Ein Zug des EuroNight Roma wurde durch den Erdrutsch blockiert, und die Passagiere mussten im Zug übernachten. Mit einer Verspätung von fünf bis sechs Stunden konnten sie ihre Reise in Richtung Florenz/ Rom um 8 Uhr wieder aufnehmen.

Wieder zweispurig

In der Folge blieb bis am Mittwoch um 17.30 Uhr eines der beiden Geleise der Gotthardbahn-Strecke gesperrt. Danach konnte der Nord- Süd-Verkehr laut Ginsig wieder zweispurig geführt werden.

Die meisten übrigen Züge in der Schweiz verkehrten bereits heute Mittwochmorgen wieder nach Fahrplan.
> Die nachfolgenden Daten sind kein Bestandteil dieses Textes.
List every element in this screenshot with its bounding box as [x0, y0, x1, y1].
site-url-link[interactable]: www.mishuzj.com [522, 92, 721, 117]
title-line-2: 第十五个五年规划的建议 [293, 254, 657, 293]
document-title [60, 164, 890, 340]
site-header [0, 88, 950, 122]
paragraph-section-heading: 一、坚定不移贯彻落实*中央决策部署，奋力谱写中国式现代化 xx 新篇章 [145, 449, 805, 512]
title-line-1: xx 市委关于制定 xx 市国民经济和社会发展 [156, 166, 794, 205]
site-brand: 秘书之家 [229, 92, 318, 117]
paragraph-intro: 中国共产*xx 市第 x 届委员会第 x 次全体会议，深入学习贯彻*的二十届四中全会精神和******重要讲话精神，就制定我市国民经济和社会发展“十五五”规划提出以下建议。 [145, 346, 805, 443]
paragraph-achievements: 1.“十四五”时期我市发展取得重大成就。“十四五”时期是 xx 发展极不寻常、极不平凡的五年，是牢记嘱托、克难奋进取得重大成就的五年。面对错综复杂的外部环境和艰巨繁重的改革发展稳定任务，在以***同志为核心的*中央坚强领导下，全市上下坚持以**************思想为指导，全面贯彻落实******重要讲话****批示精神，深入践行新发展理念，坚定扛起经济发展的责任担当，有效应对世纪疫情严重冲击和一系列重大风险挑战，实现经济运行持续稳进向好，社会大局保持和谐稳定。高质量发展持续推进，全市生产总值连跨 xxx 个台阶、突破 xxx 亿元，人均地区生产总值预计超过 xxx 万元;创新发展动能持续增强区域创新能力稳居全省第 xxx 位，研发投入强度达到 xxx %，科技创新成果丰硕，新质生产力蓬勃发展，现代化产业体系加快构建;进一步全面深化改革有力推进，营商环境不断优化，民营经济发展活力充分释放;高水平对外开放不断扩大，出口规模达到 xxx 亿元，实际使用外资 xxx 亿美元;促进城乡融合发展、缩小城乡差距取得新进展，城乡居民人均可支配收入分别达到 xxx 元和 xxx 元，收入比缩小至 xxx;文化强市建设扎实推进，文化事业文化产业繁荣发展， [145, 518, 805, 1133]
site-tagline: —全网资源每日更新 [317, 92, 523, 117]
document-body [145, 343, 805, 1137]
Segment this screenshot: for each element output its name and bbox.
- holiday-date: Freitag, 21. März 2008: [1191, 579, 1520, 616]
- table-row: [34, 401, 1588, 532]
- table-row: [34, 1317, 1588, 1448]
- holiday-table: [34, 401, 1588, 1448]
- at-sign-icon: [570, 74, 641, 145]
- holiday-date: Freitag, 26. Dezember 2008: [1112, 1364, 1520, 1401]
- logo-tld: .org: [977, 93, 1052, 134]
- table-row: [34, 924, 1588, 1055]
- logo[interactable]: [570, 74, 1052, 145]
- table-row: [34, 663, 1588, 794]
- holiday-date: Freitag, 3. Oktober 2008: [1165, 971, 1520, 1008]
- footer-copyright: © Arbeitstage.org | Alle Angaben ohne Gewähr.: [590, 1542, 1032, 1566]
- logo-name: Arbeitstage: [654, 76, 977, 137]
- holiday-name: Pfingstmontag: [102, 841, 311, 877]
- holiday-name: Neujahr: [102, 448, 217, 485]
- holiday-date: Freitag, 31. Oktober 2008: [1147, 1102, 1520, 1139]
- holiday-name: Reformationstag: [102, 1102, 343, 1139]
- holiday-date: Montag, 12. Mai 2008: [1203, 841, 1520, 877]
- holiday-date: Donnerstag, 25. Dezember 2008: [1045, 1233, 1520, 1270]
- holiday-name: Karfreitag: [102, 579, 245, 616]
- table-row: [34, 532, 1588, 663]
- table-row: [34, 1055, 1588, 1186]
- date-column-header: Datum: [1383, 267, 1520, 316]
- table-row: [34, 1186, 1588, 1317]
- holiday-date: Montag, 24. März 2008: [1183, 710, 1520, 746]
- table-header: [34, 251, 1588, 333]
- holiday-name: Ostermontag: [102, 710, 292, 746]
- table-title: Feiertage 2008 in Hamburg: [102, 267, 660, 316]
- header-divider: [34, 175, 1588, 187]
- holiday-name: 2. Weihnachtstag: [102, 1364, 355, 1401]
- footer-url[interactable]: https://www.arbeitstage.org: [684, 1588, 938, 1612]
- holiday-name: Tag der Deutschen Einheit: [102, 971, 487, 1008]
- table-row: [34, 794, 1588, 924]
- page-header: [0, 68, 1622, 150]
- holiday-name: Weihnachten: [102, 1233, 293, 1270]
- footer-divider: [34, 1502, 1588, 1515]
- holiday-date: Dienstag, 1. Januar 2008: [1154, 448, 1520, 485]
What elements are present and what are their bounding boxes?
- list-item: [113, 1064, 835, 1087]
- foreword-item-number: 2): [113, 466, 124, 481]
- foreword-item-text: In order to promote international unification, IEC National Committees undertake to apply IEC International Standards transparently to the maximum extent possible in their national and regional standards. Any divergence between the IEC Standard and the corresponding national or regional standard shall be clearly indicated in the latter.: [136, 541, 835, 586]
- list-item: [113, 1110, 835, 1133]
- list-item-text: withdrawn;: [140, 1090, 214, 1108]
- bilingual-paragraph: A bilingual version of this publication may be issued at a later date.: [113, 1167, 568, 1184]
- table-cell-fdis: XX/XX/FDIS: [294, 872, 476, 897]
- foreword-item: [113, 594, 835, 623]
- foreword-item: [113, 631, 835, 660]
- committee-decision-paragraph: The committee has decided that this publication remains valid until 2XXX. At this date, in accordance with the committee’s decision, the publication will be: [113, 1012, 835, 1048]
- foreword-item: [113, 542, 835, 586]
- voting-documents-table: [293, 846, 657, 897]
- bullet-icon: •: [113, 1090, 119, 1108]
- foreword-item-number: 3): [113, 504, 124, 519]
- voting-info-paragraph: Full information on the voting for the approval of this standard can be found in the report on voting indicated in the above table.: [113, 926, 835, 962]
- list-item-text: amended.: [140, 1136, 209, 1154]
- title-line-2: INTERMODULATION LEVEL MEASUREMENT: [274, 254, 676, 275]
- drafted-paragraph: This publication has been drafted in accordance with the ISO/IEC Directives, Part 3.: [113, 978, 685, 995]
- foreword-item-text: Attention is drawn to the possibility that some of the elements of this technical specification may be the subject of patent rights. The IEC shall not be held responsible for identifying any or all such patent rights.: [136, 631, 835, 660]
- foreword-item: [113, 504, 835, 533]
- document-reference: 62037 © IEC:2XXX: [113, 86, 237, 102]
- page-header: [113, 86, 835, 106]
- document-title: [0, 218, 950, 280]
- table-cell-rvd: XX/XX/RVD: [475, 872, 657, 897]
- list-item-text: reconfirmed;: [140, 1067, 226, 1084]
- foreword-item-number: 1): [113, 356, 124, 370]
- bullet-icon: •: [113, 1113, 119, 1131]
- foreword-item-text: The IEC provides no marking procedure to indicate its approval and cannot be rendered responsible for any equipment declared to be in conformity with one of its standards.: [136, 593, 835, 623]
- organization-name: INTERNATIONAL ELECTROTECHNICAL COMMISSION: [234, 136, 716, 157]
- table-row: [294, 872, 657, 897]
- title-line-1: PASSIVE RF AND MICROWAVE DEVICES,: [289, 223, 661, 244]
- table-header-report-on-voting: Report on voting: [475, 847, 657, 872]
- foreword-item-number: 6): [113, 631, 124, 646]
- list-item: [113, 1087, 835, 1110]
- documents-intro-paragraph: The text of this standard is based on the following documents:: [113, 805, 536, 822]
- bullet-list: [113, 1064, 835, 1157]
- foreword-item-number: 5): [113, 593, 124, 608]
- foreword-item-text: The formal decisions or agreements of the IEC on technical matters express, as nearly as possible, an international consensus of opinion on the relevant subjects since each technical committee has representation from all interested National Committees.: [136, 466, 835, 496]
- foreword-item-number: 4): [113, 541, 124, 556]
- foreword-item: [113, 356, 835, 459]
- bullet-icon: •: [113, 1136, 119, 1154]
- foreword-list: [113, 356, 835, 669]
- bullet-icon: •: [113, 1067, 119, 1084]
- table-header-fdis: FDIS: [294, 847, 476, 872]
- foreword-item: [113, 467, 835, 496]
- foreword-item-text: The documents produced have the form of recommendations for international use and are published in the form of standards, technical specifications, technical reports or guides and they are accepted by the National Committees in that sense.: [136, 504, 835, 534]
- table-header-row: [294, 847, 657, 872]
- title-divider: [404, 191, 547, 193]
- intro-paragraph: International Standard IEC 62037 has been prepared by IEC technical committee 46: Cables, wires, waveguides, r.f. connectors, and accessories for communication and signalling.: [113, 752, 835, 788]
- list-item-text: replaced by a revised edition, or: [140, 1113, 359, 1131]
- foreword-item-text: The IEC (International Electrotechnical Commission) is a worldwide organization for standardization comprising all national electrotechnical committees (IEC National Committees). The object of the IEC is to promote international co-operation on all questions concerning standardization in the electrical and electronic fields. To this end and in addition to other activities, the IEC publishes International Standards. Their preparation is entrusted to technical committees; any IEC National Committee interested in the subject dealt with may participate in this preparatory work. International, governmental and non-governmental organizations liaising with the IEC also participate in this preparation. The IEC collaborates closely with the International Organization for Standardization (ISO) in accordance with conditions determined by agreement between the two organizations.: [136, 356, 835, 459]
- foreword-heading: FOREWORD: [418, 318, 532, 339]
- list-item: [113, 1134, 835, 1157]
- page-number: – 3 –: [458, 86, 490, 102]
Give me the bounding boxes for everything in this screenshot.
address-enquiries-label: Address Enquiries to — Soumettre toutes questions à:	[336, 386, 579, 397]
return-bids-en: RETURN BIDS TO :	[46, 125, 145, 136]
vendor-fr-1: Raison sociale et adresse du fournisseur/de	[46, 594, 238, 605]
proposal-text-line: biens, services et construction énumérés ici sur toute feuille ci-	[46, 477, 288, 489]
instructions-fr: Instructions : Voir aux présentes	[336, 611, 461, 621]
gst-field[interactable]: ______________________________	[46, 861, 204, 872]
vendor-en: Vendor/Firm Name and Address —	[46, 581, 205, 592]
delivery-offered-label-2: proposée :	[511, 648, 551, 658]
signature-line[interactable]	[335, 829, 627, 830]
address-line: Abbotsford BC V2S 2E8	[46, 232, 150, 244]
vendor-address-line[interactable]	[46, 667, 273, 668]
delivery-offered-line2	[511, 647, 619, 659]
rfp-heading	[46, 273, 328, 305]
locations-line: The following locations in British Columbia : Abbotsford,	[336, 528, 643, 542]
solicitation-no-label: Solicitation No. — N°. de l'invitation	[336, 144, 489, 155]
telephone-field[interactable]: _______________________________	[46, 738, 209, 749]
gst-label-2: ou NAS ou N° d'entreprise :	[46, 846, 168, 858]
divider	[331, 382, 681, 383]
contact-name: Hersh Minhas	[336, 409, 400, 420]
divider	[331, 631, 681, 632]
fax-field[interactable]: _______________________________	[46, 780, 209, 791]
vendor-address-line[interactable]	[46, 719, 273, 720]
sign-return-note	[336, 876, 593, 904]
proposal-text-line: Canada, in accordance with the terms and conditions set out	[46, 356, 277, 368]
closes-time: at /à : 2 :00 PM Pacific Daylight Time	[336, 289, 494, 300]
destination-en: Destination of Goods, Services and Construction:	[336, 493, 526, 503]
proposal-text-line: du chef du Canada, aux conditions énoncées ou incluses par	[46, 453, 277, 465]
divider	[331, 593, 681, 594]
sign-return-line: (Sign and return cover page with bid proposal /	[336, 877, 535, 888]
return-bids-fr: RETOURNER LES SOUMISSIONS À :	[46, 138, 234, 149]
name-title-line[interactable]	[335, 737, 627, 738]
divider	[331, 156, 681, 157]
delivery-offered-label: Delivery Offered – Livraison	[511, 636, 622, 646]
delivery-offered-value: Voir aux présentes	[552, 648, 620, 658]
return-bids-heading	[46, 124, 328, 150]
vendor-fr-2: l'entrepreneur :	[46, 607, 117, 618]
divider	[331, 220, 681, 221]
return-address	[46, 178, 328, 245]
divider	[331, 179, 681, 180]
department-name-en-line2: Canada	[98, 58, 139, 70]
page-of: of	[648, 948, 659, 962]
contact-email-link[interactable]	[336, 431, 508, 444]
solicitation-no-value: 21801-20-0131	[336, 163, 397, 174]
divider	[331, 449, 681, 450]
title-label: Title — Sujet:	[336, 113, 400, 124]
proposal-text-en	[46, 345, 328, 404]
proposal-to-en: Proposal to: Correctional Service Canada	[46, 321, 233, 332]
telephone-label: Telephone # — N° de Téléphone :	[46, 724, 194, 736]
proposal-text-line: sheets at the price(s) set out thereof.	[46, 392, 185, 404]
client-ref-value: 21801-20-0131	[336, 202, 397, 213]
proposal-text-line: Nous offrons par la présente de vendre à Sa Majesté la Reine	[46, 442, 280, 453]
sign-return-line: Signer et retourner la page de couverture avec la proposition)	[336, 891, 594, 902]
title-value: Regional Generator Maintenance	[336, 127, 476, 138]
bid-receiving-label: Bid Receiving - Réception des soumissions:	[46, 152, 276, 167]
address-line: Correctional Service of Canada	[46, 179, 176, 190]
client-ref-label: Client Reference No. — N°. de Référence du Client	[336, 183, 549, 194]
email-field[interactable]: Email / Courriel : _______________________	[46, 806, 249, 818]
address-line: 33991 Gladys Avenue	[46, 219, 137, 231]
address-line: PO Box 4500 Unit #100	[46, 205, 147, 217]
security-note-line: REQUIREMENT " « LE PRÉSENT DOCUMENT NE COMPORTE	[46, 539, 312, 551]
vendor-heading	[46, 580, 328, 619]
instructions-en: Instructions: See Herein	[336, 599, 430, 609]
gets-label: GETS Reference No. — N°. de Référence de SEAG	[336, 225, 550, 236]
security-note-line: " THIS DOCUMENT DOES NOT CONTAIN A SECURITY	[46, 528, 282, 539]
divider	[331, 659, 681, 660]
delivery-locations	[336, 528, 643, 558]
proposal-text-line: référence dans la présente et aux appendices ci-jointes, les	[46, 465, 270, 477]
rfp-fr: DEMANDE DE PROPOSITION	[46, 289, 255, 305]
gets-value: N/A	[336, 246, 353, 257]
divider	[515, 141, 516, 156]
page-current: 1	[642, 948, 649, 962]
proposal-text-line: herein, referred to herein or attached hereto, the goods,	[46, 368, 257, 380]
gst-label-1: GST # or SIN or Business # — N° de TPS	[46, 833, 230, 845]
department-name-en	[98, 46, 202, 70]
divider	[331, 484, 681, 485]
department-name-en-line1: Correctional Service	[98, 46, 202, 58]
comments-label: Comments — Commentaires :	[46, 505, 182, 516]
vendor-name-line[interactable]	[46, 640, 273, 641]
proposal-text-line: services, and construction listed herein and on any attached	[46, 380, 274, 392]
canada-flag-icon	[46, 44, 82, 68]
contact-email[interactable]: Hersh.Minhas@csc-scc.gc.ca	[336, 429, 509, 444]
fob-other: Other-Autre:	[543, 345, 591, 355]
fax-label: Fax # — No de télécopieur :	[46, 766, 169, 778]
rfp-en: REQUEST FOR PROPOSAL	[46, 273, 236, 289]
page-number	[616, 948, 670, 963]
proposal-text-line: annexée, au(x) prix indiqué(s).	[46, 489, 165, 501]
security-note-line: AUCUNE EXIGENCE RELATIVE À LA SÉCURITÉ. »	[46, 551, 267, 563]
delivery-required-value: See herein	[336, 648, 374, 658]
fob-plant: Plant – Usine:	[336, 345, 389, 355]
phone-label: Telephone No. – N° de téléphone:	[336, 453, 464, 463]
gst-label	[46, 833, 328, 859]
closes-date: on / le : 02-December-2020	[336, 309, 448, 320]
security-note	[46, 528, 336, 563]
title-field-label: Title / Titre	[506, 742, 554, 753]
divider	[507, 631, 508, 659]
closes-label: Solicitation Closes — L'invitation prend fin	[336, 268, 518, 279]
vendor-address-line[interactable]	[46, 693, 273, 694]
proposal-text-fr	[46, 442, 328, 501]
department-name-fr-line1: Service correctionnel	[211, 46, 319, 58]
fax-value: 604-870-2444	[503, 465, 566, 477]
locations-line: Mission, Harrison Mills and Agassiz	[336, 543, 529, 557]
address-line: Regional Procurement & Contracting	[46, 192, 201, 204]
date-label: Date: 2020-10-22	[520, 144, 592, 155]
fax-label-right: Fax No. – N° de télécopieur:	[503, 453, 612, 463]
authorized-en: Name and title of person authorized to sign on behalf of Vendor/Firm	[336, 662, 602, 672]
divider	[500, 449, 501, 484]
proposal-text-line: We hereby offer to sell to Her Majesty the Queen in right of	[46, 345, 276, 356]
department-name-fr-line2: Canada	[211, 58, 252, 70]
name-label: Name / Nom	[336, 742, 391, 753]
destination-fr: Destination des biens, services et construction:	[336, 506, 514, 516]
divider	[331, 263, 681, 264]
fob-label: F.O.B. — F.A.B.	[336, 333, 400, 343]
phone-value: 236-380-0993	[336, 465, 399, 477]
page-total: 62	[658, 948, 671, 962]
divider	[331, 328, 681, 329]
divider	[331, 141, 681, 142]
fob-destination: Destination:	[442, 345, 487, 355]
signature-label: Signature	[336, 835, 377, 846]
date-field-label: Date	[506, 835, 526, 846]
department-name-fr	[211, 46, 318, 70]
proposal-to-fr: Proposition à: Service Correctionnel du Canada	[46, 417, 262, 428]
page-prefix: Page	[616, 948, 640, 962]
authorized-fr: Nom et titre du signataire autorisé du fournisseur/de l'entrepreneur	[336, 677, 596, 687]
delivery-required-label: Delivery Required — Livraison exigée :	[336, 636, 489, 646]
Betroffen von den Unwettern war vor allem der regionale Schienenverkehr; auf die nationalen Verbindungen hatten die Unterbrüche kaum Auswirkungen.

Behinderung in Luzern

Mit der grössten Behinderung hatte am Dienstagabend der Bahnhof Luzern zu kämpfen. Auf der Höhe des Hotels Gütsch - kurz vor der Einfahrt in den Bahnhof - habe ein umstürzender Baum die Fahrleitung weggerissen und die Geleise blockiert, sagte Ginsig. Während rund einer Stunde war der Bahnhof lahmgelegt.

Trotz der schnellen Reaktion der SBB sei es für viele Passagiere zu erheblichen Verspätungen gekommen. Mehrere hundert Leute seien betroffen gewesen. Über Nacht wurde die beschädigte Fahrleitung repariert.

Fahrleitung weggerissen

Auch im Raum Winterthur hatte ein umstürzender Baum kurz nach 20 Uhr eine Fahrleitung weggerissen. Betroffen war die S29 in Richtung Etzwilen. Zwischen Seuzach und Etzwilen wurden Bahnersatzbusse eingesetzt. Um 23 Uhr war die Leitung wieder repariert.